Hr. Sam. Goodrich, zu Boston, Massachus., ließ sich am 11. Oct. v. J. ein Patent auf Stereotyp-Blöke ertheilen, d.h. auf Befestigung der Stereotyp-Platten auf Holzblöken, die sehr einfach und gut seyn soll. Die Beschreibung dieser Befestigungs-Art, welche sich im Franklin-Journal, Dec. 1828. S. 400. befindet, ist jedoch so undeutlich, daß sie, wenigstens für den europäischen Leser, ganz unverständlich ist, und wieder kein anderes Mittel übrig bleibt, als sich ein Modell von Hrn. Goodrich zu verschreiben.

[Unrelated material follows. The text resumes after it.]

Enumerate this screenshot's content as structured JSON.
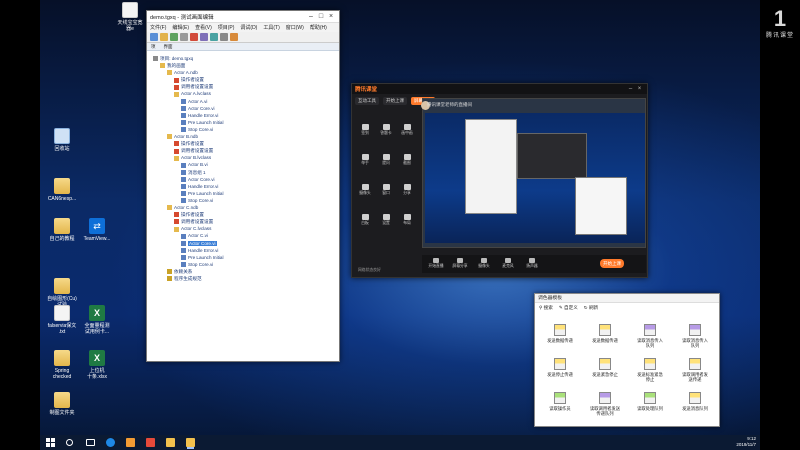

Wir können nicht umhin, Hrn. Jones und jeden Schriftsteller, der irgend eine technische Vorrichtung beschreibt, aufmerksam zu machen, daß Beschreibungen, die ganz obenhin gemacht sind, so gut wie nichts taugen. Wenn man den zu beschreibenden Gegenstand in seiner Hand und vor Augen hat, so geräth man nur |330| zu leicht in den Fehler zu glauben, daß ein paar Worte hinreichen, denselben auch jedem anderen deutlich zu machen; und man täuscht sich hier ganz gewaltig. Man darf nie vergessen, daß, wenn man zu Jemanden über einen Gegenstand spricht, den er nicht sieht und nie gesehen hat, den man ihm nicht einmal durch Abbildungen versinnlicht, man in demselben Falle sich befindet, in welchem man seyn würde, wenn man einem Blinden von der Farbe sprechen muß: man muß ihm die Sache begreiflich machen, handgreiflich machen. Die besten Beschreibungen mechanischer Vorrichtungen haben uns die Franzosen aus der älteren Schule, und die Holländer geliefert: bei diesen ist der Buchstabe klar und deutlich, und macht die Sache handgreiflich. Die Engländer, die Amerikaner und auch die Deutschen, die sich nicht nach obigen, man darf sagen classischen, Mustern gebildet haben, sind mehr oder minder undeutlich und dunkel, was davon herrührt, daß sie glauben, weil sie die Sache verstehen, die sie in der Hand haben, müsse sie auch demjenigen klar seyn, der sie nie gesehen hat. Brevis esse laboro, obscurus fio. Doch vielleicht ist es gerade diese Dunkelheit, welche Patent-Träger suchen.